William Frank Southall (2 July 1904 – 1 March 1964) was an English racing cyclist who won silver medals for Great Britain in the individual road race (run as an individual time trial) at the 1928 Summer Olympics and a track cycling medal at the 1932 Summer Olympics in Los Angeles. He also represented Britain in world championships from 1926 to 1933.

Born in Wandsworth, London, Southall, who rode for the south London Norwood Paragon cycling club, broke numerous time trial and Road Records Association place-to-place records in domestic competitions, winning the first four British Best All-Rounder (BBAR) competitions from 1930 to 1933.

He broke his first record on Easter Monday 1925, when he won the Etna 50-mile (80 km) time trial on the Bath Road course in 2h 8m 31s, beating the record by five minutes. He followed this by breaking the one-hour record at Herne Hill Velodrome on 26 May by almost 1400 yards to record 25 miles 1520 yards.

He then improved the 50-mile record in the same event the following year and broke the world amateur hour record with 26 miles and 838 yards at Herne Hill in June 1926. Southall was selected by the National Cyclists' Union to represent Britain at the 1926 world road race championship, where he finished eighth.

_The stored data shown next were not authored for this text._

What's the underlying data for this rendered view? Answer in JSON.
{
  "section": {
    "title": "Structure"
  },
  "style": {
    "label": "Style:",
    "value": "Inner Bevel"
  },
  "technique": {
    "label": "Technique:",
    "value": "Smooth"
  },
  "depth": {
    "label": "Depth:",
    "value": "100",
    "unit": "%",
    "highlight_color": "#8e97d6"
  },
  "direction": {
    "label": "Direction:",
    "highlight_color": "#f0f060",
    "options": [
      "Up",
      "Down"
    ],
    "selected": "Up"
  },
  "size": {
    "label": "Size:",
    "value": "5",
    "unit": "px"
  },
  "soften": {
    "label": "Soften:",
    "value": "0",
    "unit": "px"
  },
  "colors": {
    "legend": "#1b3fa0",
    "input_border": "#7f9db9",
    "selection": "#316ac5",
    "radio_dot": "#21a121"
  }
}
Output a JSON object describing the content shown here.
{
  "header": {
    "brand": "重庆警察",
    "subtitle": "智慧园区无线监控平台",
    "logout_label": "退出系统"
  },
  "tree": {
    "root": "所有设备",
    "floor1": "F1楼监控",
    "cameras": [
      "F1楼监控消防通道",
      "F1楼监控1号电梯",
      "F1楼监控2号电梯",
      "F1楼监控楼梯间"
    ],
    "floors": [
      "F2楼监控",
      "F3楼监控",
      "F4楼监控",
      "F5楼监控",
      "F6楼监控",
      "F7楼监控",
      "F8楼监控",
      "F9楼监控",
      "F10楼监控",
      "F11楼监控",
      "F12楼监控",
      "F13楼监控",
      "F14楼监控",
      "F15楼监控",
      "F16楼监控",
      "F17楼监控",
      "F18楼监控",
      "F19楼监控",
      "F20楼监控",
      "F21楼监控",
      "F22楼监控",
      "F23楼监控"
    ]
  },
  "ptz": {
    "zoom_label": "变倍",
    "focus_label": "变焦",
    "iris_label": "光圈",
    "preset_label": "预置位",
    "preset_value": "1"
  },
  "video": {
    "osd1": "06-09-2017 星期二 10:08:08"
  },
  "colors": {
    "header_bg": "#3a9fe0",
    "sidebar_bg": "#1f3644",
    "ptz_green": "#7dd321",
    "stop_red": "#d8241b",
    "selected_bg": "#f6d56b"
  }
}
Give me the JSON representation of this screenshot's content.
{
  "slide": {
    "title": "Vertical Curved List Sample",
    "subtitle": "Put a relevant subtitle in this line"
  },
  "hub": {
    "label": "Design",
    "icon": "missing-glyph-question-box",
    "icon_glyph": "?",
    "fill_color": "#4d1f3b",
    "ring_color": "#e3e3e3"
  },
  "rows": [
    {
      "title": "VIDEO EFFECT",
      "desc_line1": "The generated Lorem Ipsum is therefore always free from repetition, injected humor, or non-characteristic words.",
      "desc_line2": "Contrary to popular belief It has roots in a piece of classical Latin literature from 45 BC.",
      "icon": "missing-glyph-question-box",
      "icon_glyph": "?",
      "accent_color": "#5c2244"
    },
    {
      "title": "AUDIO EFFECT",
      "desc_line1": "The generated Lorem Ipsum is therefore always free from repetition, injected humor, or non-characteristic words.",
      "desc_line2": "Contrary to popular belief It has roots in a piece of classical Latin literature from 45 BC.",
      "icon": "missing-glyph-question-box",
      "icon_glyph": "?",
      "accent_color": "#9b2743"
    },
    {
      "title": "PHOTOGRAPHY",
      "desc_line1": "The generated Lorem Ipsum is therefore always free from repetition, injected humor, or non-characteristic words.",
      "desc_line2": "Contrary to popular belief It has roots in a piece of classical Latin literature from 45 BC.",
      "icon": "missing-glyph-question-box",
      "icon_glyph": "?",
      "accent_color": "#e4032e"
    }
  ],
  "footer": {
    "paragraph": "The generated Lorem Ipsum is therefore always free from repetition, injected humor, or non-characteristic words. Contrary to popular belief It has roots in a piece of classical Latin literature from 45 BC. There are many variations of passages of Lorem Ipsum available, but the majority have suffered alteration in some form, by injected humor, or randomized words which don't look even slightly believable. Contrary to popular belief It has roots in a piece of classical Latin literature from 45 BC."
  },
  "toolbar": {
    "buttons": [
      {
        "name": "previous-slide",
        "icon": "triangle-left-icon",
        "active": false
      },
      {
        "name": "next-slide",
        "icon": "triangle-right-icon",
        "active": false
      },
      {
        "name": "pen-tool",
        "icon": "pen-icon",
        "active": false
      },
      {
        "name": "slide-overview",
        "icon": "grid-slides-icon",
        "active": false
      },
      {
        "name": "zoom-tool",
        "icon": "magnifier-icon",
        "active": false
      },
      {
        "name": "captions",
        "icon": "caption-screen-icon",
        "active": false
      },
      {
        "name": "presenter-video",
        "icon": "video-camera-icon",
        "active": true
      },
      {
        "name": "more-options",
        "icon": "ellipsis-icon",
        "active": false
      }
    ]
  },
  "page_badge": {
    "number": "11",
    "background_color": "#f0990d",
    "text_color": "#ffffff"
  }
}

In 1927, Southall again broke the 50-mile (80 km) record in the Etna event, recording 2h 5m 7s. On 24 July, he broke the RRA London-Brighton and back record by 13 minutes, with 4h 53m 20s.

On 5 August 1928 in Amsterdam, with Harry Wyld, Percy Wyld and Leonard Wyld, he broke the team pursuit Olympic record in 5:01.6, beating the previous record by 9.2 seconds. They were only the third team to hold the record since it began on 10 August 1920. It was broken by 10.2 seconds next day before standing for nearly eight years.